The gold-standard treatment of OSAS is currently continuous positive airway pressure (CPAP), relegating other treatments – oral device and surgery – in case of failure of CPAP and only in moderate OSAS as the first option treatment. The introduction of DISE in helping to define the pathogenesis of the site of obstruction individually offers more targeted and tailored information that is changing the indications of initial treatment. Unfortunately, a significant number of patients do not tolerate CPAP (30- 50%) 4. For this reason, many patients try to find surgical therapy as an alternative solution. Based on the available data in cases in which surgery is indicated after standard pre-operative evaluation, surgeons still consider sleep endoscopy as knowledge of the precise sites of obstruction is critical for successful sleep surgery; DISE, in fact, allows real-time identification of the levels of collapse and the severity and pattern of collapse at each level, offering an important predictive value of surgical success. Finally, sleep endoscopy shows potential for other applications and has been proposed for selecting candidates for other site specific interventions such as oral appliances and endoscopy-assisted CPAP titration 29. In our series, as a final outcome of the diagnostic work up, surgery, oral device and CPAP were chosen based on DISE results. In particular, when surgery was indicated DISE appears to be fundamental in defining the type of intervention. In four cases, we preferred DISE over repeat polysomnography due to discrepancies between DISE results and AHI before suggesting the best treatment option. Several surgical approaches have been suggested for OSAS patients 30-33, although the surgeon should consider DISE results before planning the optimal surgical treatment.
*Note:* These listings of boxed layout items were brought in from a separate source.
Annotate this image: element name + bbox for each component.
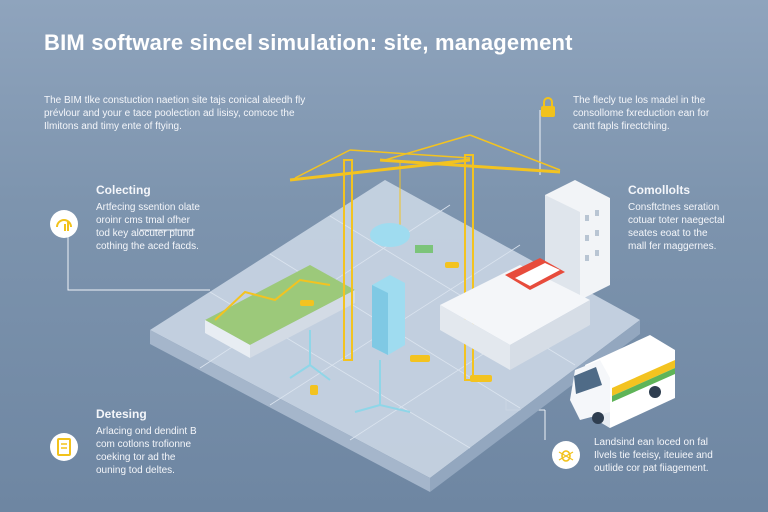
glass-tower (372, 275, 405, 355)
consolidate-line: seates eoat to the (628, 228, 708, 239)
detecting-section: Detesing Arlacing ond dendint B com cotl… (96, 408, 246, 477)
consolidate-section: Comollolts Consftctnes seration cotuar t… (628, 184, 758, 253)
collecting-line: cothing the aced facds. (96, 241, 199, 252)
survey-tripods (289, 330, 411, 413)
consolidate-line: Consftctnes seration (628, 202, 720, 213)
detecting-line: coeking tor ad the (96, 452, 176, 463)
blue-tanks (370, 223, 433, 253)
materials (300, 262, 492, 395)
page-title: BIM software sincel simulation: site, ma… (44, 30, 573, 55)
intro-line: prévlour and your e tace poolection ad l… (44, 108, 295, 119)
collecting-line: tod key alocuter plund (96, 228, 194, 239)
top-right-text: The flecly tue los madel in the consollo… (573, 94, 753, 133)
collecting-section: Colecting Artfecing ssention olate oroin… (96, 184, 246, 253)
collecting-line: Artfecing ssention olate (96, 202, 200, 213)
lock-icon (540, 96, 556, 118)
detecting-heading: Detesing (96, 407, 147, 421)
bottom-right-text: Landsind ean loced on fal Ilvels tie fee… (594, 436, 754, 475)
top-right-line: consollome fxreduction ean for (573, 108, 710, 119)
gauge-chart-icon (50, 210, 78, 238)
consolidate-line: mall fer maggernes. (628, 241, 717, 252)
tower-cranes (289, 134, 561, 381)
intro-text: The BIM tlke constuction naetion site ta… (44, 94, 364, 133)
main-building (440, 258, 590, 370)
detecting-line: com cotlons trofionne (96, 439, 192, 450)
office-tower (545, 180, 610, 300)
delivery-truck (570, 335, 675, 428)
top-right-line: cantt fapls firectching. (573, 121, 670, 132)
bottom-right-line: Ilvels tie feeisy, iteuiee and (594, 450, 713, 461)
bug-icon (552, 441, 580, 469)
bottom-right-line: outlide cor pat fiiagement. (594, 463, 709, 474)
top-right-line: The flecly tue los madel in the (573, 95, 706, 106)
green-field-building (205, 265, 355, 358)
collecting-line: oroinr cms tmal ofher (96, 215, 190, 226)
consolidate-heading: Comollolts (628, 183, 690, 197)
intro-line: Ilmitons and timy ente of ftying. (44, 121, 182, 132)
document-icon (50, 433, 78, 461)
consolidate-line: cotuar toter naegectal (628, 215, 725, 226)
detecting-line: ouning tod deltes. (96, 465, 175, 476)
intro-line: The BIM tlke constuction naetion site ta… (44, 95, 306, 106)
collecting-heading: Colecting (96, 183, 151, 197)
bottom-right-line: Landsind ean loced on fal (594, 437, 708, 448)
detecting-line: Arlacing ond dendint B (96, 426, 197, 437)
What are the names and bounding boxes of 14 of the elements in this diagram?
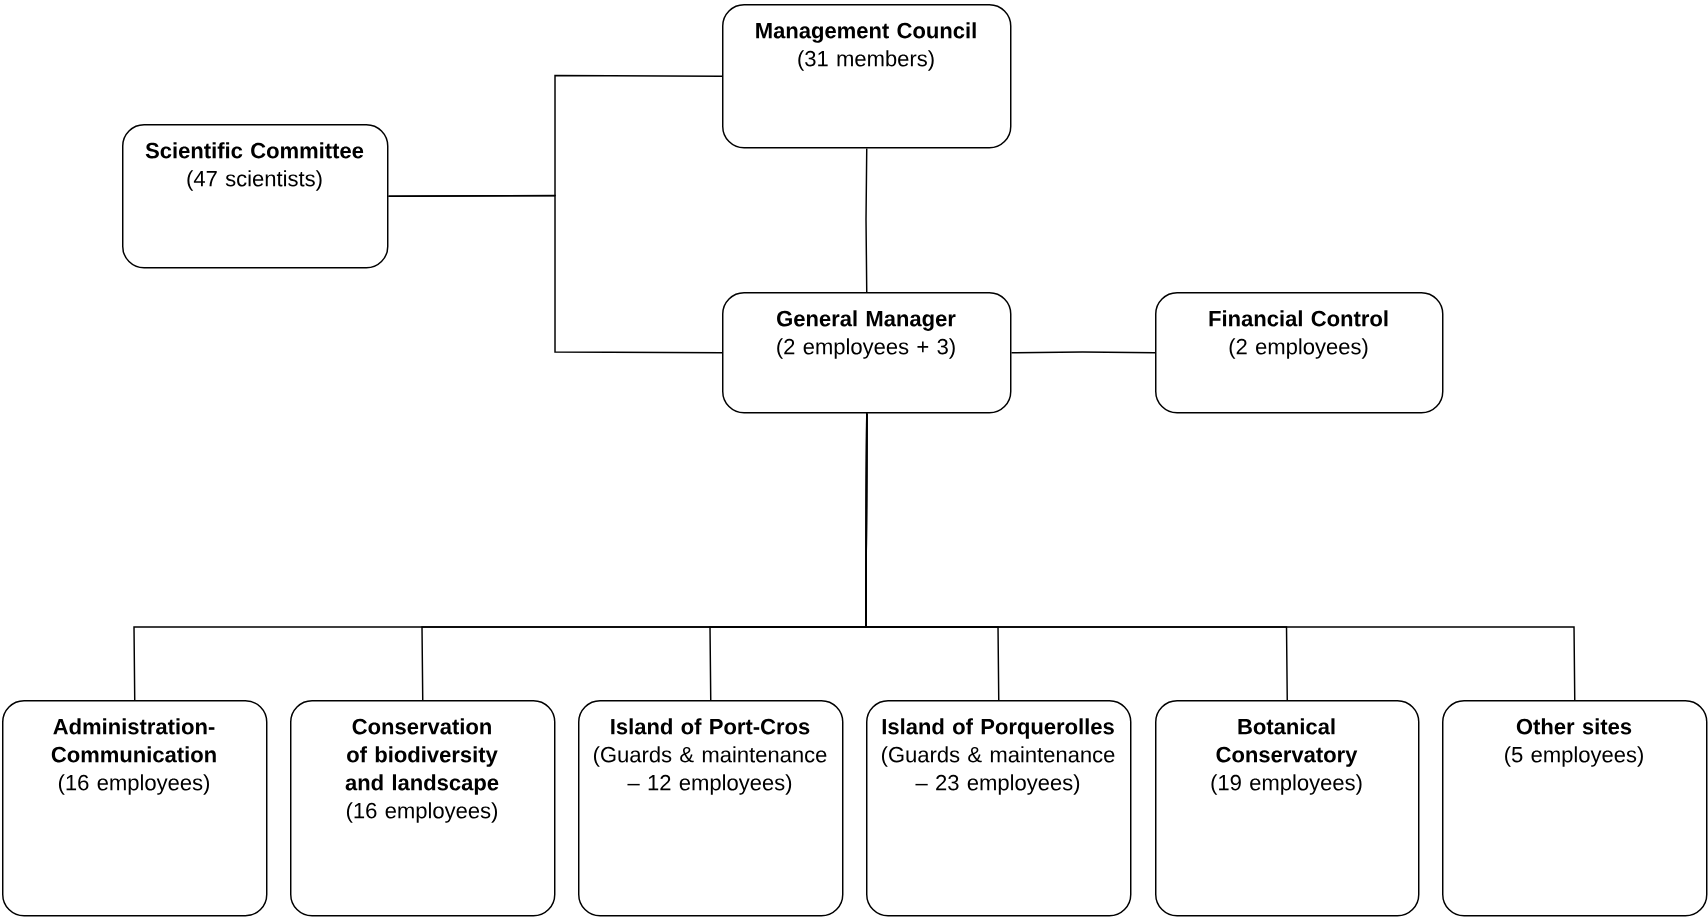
org-box: Administration-Communication (16 employees) bbox=[2, 700, 268, 917]
org-box: Management Council (31 members) bbox=[722, 4, 1012, 149]
org-box: Conservation of biodiversity and landscape (16 employees) bbox=[290, 700, 556, 917]
org-box: Island of Porquerolles (Guards & maintenance – 23 employees) bbox=[866, 700, 1132, 917]
org-box: Scientific Committee (47 scientists) bbox=[122, 124, 389, 269]
org-box: Botanical Conservatory (19 employees) bbox=[1155, 700, 1420, 917]
connector-line bbox=[865, 412, 1576, 701]
org-box: Other sites (5 employees) bbox=[1442, 700, 1708, 917]
org-box: Financial Control (2 employees) bbox=[1155, 292, 1444, 414]
org-box: Island of Port-Cros (Guards & maintenance – 12 employees) bbox=[578, 700, 844, 917]
connector-line bbox=[865, 147, 868, 293]
connector-line bbox=[387, 194, 723, 354]
connector-line bbox=[1010, 351, 1156, 354]
org-box: General Manager (2 employees + 3) bbox=[722, 292, 1012, 414]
In conclusion, our data suggest that DISE is safe, easy to perform, valid and reliable, as previously reported. Furthermore, we found a good correlation between DISE findings and clinical characteristics such as AHI and EPS, in agreement with literature data. In particular, we observed a significant association between higher AHI and higher number of sites of obstruction in terms not only of complete obstruction, but also of partial obstruction greater than 50%. In particular, for this latter point, larger study should better characterize the association with clinical indexes to understand its clinical significance. Based on our data, we suggest that adequate assessment by DISE of all sites of obstruction is very important, not only in patients with low-moderate AHI and EPS, but also in patients with high AHI or/and high EPS, which is important to plan multilevel surgery as it is more demanding and success may be harder to achieve. Moreover, it has recently been demonstrated 34 that the test-retest reliability of DISE is good and that DISE has a relevant influence on treatment recommendations, positively influencing success rates of OSA therapy by addressing airway obstruction in a targeted fashion, leading to surgical treatment that is tailored to a specific pattern of obstruction 3. Future challenges for DISE remain standardizing the method of sedation, identification of a uniform DISE classification system and definition of a reproducible and titratable standard mandibular advancement manoeuvre. Future research should focus on these topics to increase the already well-recognized role of DISE.